FLASH2 generates first laser light
First simultaneous operation of two free-electron lasers at one particle accelerator
The FLASH II project – the extension of the free-electron laser FLASH – has reached an important milestone: On 20 August 2014, at 20:37 h, the accelerator team of the late shift was able to detect the first laser light at the new undulator line named FLASH2. Simultaneously, FLASH´s first undulator line FLASH1, which is provided with electron bunches from the same accelerator, could continue to operate without restrictions. The undulators are periodic structures of magnets with alternating North-South polarity in which the X-ray laser light is generated. “This makes FLASH the world’s first free-electron laser that serves two laser lines simultaneously and independently from each other,” says project leader Bart Faatz.
When the DESY free-electron laser FLASH started operation in 2005 being the world’s first user facility, this was also the start of the X-ray laser research era. A superconducting linear accelerator accelerates densely packed electron bunches which – travelling at almost the speed of light through these undulator magnet structures – generate ultra-short and highly intensive laser light pulses in the X-ray range. From the beginning, FLASH was a research light source that was very much in demand and therefore frequently overbooked. With the purpose to meet the rapidly growing user requests for experiments with X-ray laser light, the project FLASH II was started in autumn 2011, an extension of the free-electron laser: For 30 million euros, FLASH was to be upgraded by a second undulator line and a second experimental hall, thus allowing to conduct twice as much experiments than before. An important basis for this purpose is the superconducting TESLA accelerator technology with the possibility to supply several undulators with one linear accelerator.
The FLASH2 undulators consist of two halves of periodic arrays of magnets which can be moved together and apart. This changes the wavelength of the emitted laser light while the wavelength of FLASH1 can be adjusted by the energy of the accelerated electrons. Now, the scientists commissioned the new sector of the free-electron laser for the first time, generating laser light at a wavelength of about 40 nanometres. At the same time, FLASH1 delivered laser light flashes at 13.5 nanometres.

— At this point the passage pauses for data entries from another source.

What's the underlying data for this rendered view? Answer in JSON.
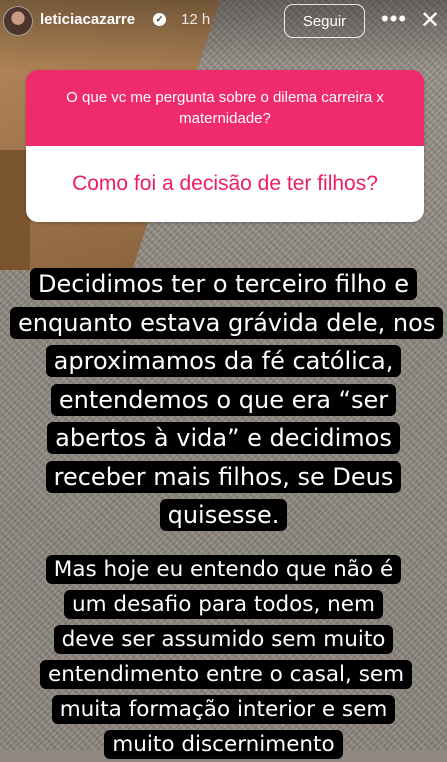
{
  "header": {
    "username": "leticiacazarre",
    "verified_icon": "check",
    "time": "12 h",
    "follow_label": "Seguir",
    "more_icon": "•••",
    "close_icon": "✕"
  },
  "question_box": {
    "prompt": "O que vc me pergunta sobre o dilema carreira x maternidade?",
    "answer": "Como foi a decisão de ter filhos?"
  },
  "captions": {
    "first": "Decidimos ter o terceiro filho e enquanto estava grávida dele, nos aproximamos da fé católica, entendemos o que era “ser abertos à vida” e decidimos receber mais filhos, se Deus quisesse.",
    "second": "Mas hoje eu entendo que não é um desafio para todos, nem deve ser assumido sem muito entendimento entre o casal, sem muita formação interior e sem muito discernimento"
  },
  "colors": {
    "question_pink": "#ef2a6d",
    "answer_text": "#ec1c67"
  }
}
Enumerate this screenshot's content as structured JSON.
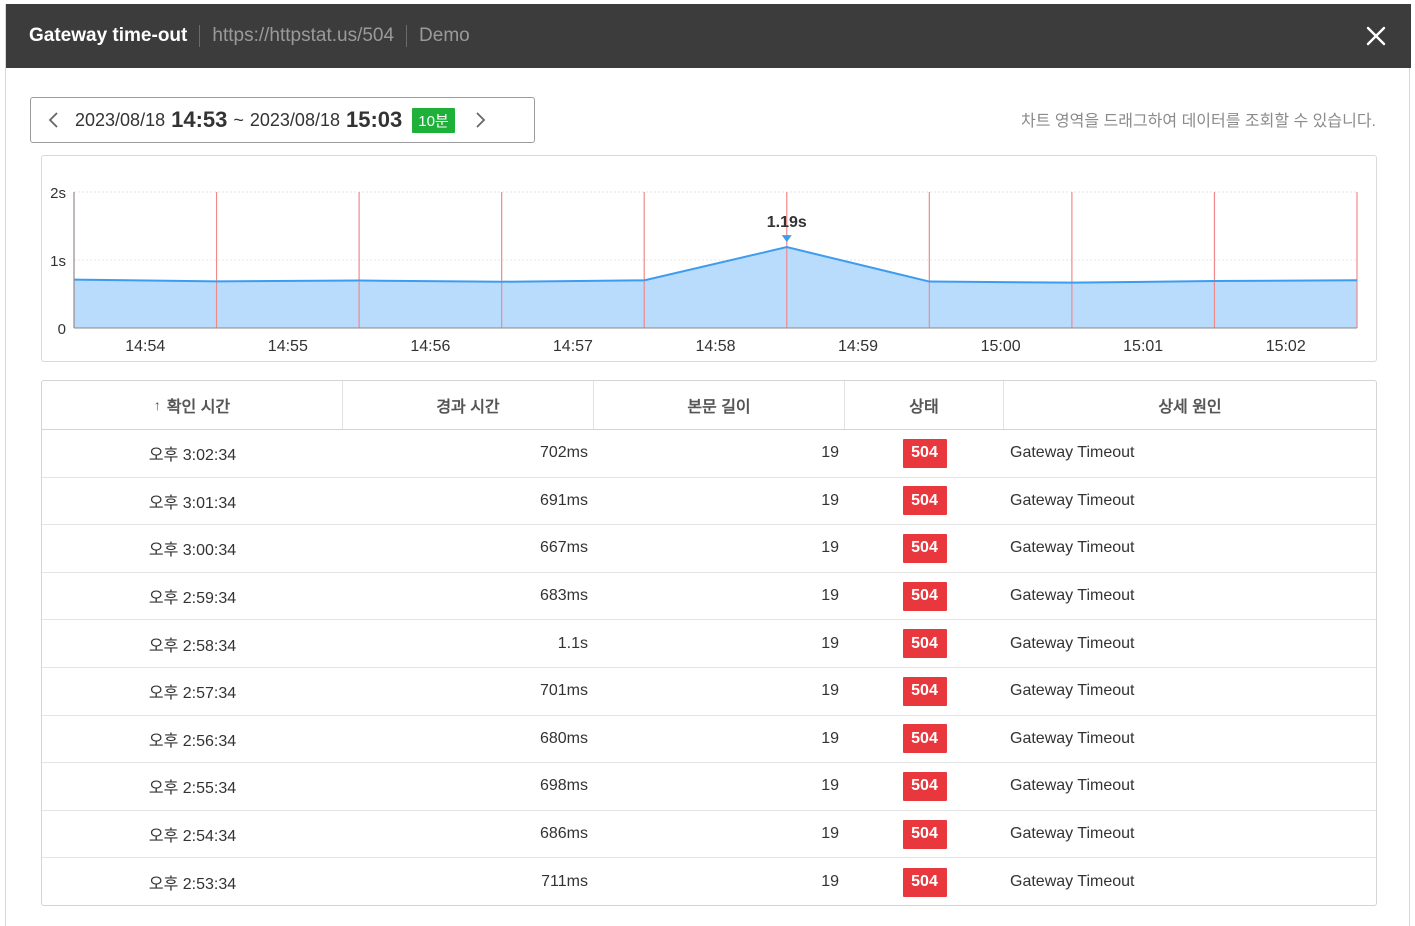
{
  "header": {
    "title": "Gateway time-out",
    "url": "https://httpstat.us/504",
    "project": "Demo"
  },
  "range": {
    "start_date": "2023/08/18",
    "start_time": "14:53",
    "tilde": "~",
    "end_date": "2023/08/18",
    "end_time": "15:03",
    "duration_badge": "10분"
  },
  "hint": "차트 영역을 드래그하여 데이터를 조회할 수 있습니다.",
  "colors": {
    "header_bg": "#3c3c3c",
    "badge_green": "#1db13a",
    "status_red": "#e8383d",
    "line_blue": "#3d9cf0",
    "area_blue": "#b9dcfc",
    "marker_red": "#f08a8a"
  },
  "chart_data": {
    "type": "area",
    "x": [
      "14:53:34",
      "14:54:34",
      "14:55:34",
      "14:56:34",
      "14:57:34",
      "14:58:34",
      "14:59:34",
      "15:00:34",
      "15:01:34",
      "15:02:34"
    ],
    "values": [
      0.711,
      0.686,
      0.698,
      0.68,
      0.701,
      1.19,
      0.683,
      0.667,
      0.691,
      0.702
    ],
    "tick_labels": [
      "14:54",
      "14:55",
      "14:56",
      "14:57",
      "14:58",
      "14:59",
      "15:00",
      "15:01",
      "15:02"
    ],
    "y_tick_labels": [
      "0",
      "1s",
      "2s"
    ],
    "ylim": [
      0,
      2
    ],
    "annotation": "1.19s",
    "grid": true
  },
  "table": {
    "sort_icon": "arrow-up-icon",
    "columns": [
      "확인 시간",
      "경과 시간",
      "본문 길이",
      "상태",
      "상세 원인"
    ],
    "rows": [
      {
        "time": "오후 3:02:34",
        "elapsed": "702ms",
        "length": "19",
        "status": "504",
        "reason": "Gateway Timeout"
      },
      {
        "time": "오후 3:01:34",
        "elapsed": "691ms",
        "length": "19",
        "status": "504",
        "reason": "Gateway Timeout"
      },
      {
        "time": "오후 3:00:34",
        "elapsed": "667ms",
        "length": "19",
        "status": "504",
        "reason": "Gateway Timeout"
      },
      {
        "time": "오후 2:59:34",
        "elapsed": "683ms",
        "length": "19",
        "status": "504",
        "reason": "Gateway Timeout"
      },
      {
        "time": "오후 2:58:34",
        "elapsed": "1.1s",
        "length": "19",
        "status": "504",
        "reason": "Gateway Timeout"
      },
      {
        "time": "오후 2:57:34",
        "elapsed": "701ms",
        "length": "19",
        "status": "504",
        "reason": "Gateway Timeout"
      },
      {
        "time": "오후 2:56:34",
        "elapsed": "680ms",
        "length": "19",
        "status": "504",
        "reason": "Gateway Timeout"
      },
      {
        "time": "오후 2:55:34",
        "elapsed": "698ms",
        "length": "19",
        "status": "504",
        "reason": "Gateway Timeout"
      },
      {
        "time": "오후 2:54:34",
        "elapsed": "686ms",
        "length": "19",
        "status": "504",
        "reason": "Gateway Timeout"
      },
      {
        "time": "오후 2:53:34",
        "elapsed": "711ms",
        "length": "19",
        "status": "504",
        "reason": "Gateway Timeout"
      }
    ]
  }
}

In a following test shift, the scientists varied the wavelength of the laser beam down to 22 nanometres with FLASH1 generating constant wavelength. During normal operation, FLASH2 is to produce wavelengths between 4 and 60 nanometres.
“The successful demonstration of the simultaneous operation of two independent X-ray lasers, FLASH will open up a bunch of fascinating new research opportunities in the near future,” says Wilfried Wurth, scientific head of FLASH.